FIGURE 2Changes in the numbers of monthly performed laparoscopic cholecystectomy (LC) in relation to rise in of COVID‐related hospital admissions. As shown in the figure, after the start of the pandemic in the middle of March, the monthly number of performed laparoscopic cholecystectomy plummeted as a result of the crisis protocol (average number of monthly performed LC was 51).
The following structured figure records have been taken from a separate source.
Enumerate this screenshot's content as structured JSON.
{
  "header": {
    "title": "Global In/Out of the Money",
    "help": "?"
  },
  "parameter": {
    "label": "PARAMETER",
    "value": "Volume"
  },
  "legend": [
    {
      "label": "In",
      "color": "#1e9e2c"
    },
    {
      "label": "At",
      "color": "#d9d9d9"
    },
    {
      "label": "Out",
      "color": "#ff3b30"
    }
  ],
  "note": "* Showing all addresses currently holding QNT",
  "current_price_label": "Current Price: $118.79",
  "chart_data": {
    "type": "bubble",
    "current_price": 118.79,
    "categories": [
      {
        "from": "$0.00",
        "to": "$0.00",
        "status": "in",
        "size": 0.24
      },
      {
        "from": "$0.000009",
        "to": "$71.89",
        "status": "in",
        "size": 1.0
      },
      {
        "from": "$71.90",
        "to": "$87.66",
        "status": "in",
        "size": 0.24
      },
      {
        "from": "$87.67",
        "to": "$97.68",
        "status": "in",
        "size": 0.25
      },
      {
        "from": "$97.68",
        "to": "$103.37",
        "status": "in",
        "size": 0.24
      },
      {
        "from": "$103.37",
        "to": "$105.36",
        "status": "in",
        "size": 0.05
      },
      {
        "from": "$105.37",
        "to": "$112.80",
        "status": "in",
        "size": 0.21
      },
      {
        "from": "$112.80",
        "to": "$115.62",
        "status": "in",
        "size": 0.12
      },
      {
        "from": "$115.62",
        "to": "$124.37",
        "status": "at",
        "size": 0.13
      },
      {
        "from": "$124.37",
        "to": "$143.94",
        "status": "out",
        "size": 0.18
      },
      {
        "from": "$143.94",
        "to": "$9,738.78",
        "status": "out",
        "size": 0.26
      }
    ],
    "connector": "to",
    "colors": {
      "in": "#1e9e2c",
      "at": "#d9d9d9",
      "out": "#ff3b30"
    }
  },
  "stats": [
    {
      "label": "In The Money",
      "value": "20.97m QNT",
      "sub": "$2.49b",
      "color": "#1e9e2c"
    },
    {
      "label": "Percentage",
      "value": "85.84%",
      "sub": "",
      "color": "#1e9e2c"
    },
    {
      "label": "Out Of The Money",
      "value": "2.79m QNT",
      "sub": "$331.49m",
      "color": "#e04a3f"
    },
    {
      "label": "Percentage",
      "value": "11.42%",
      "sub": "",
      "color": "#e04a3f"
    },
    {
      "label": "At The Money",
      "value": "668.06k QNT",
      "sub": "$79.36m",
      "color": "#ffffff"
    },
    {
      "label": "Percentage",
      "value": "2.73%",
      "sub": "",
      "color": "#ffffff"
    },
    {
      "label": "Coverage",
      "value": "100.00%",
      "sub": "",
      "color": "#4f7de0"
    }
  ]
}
Failure of conservative management resulted in a rise in the number of emergency laparoscopic cholecystectomies (average number of monthly performed LC was 25). The average number of hospitalized COVID‐19 patients secondary to COVID‐related complication was 5093 patients monthly. Note that the number of hospitalized COVID‐19 patients on chart is multiplied by 100
Postoperative complications stratified by the two periods before and after the pandemic
| Before the pandemic era(n = 458)/Group I | During the pandemic(n = 311)/Group II | P value* | |
|---|---|---|---|
| Clavien–Dindo grade | |||
| I | 1.3% | 11.6% | ― |
| II | 6.3% | 28.9% | ― |
| IIIa | 0% | 6.4% | ― |
| IIIb | 0.21% | 7.1% | ― |
| IVa | 0.44% | 2.6% | ― |
| IVb | 0% | 0% | ― |
| Length of hospital stay (d) | 2.6 | 13.5 | 0.013 |
| Surgical complications | |||
| Bile leak | 0.32% | 8.03% | 0.006 |
| Missed stones | 0% | 5.14% | 0.004 |
| Organ (Duodenal) injury | 0% | 0.96% | 0.008 |
| Nonsurgical complications | |||
| Sepsis | 1.1% | 5.1% | 0.033 |
| Atelectasis | 2.4% | 10.3% | 0.024 |
| Pneumonia | 1.5% | 9.3% | 0.031 |
| Pulmonary embolism | 0.4% | 3.2% | 0.024 |
| Respiratory failure | 0.4% | 1.9% | 0.05 |
| Arrhythmia | 1. 3% | 2.3% | 0.72 |
Note: Values in parentheses are percentages. *χ2 or Fisher's exact test.